Religion and Memory in American Public Culture, 1890-1920
Nytroe, Sarah K. “Religion and Memory in American Public Culture, 1890-1920”, Boston College, 2009. http://hdl.handle.net/2345/1967.
This dissertation examines the ways in which Catholics, Mormons, Pentecostals, Lutherans, and Congregationalists repositioned themselves in American life and culture during the Progressive Era. Between 1890 and 1920, the place of these religious communities in American society became less secure as faith and religious practice became increasingly individualized. In response, churches reasserted their place in American society through deliberate reconstructions of the past to recreate their religious and historical identity. Through pageants, parades, poetry, and orations, they publicly displayed and celebrated their place in America and their contributions to the making of the nation. Specifically, they argued that religion and national progress went hand in hand. Progress needed religion. As such, the clerical and lay members of these communities constructed collective religious memories that strayed from historical reality in order to reinforce present needs and concerns.

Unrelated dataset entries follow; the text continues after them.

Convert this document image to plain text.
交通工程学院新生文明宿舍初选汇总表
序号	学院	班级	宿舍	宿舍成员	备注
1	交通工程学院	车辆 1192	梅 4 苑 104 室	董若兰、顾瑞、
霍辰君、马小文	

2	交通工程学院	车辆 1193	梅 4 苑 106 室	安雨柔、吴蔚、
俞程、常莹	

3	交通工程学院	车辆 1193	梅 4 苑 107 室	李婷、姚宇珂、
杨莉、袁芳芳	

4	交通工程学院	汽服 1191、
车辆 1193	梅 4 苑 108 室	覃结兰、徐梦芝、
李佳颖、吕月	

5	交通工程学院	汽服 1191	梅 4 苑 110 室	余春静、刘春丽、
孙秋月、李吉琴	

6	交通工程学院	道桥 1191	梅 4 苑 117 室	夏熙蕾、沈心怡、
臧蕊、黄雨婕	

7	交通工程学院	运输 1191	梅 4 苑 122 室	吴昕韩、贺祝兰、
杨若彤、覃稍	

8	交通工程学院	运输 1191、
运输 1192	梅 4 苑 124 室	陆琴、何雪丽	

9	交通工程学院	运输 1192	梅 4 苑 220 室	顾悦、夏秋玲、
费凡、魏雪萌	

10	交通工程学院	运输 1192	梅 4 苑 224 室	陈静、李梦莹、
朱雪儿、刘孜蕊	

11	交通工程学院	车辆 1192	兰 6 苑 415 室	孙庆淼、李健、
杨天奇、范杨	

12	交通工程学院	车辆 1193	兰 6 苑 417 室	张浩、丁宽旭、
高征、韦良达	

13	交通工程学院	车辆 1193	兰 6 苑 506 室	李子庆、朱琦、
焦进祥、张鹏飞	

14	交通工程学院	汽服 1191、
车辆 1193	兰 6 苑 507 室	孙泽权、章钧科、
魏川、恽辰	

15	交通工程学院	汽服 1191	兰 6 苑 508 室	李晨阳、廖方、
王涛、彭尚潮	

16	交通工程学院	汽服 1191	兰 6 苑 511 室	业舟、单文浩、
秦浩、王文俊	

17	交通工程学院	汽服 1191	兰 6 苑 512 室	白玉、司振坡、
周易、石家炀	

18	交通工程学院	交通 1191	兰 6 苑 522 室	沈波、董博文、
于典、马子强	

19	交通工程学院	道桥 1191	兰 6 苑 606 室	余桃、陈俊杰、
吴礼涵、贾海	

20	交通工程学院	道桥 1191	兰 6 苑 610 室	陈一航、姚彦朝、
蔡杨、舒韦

Perpetuating these often times misleading memories helped them to navigate the murky waters of modernity including theological change, societal prejudice, industrialization, and war by supplying them with the space to sustain the cultural legitimacy of their community. By examining religious experience via the lens of memory this dissertation illustrates how religious communities pursued an active role in America at a time when society increasingly disregarded the relevance of religion.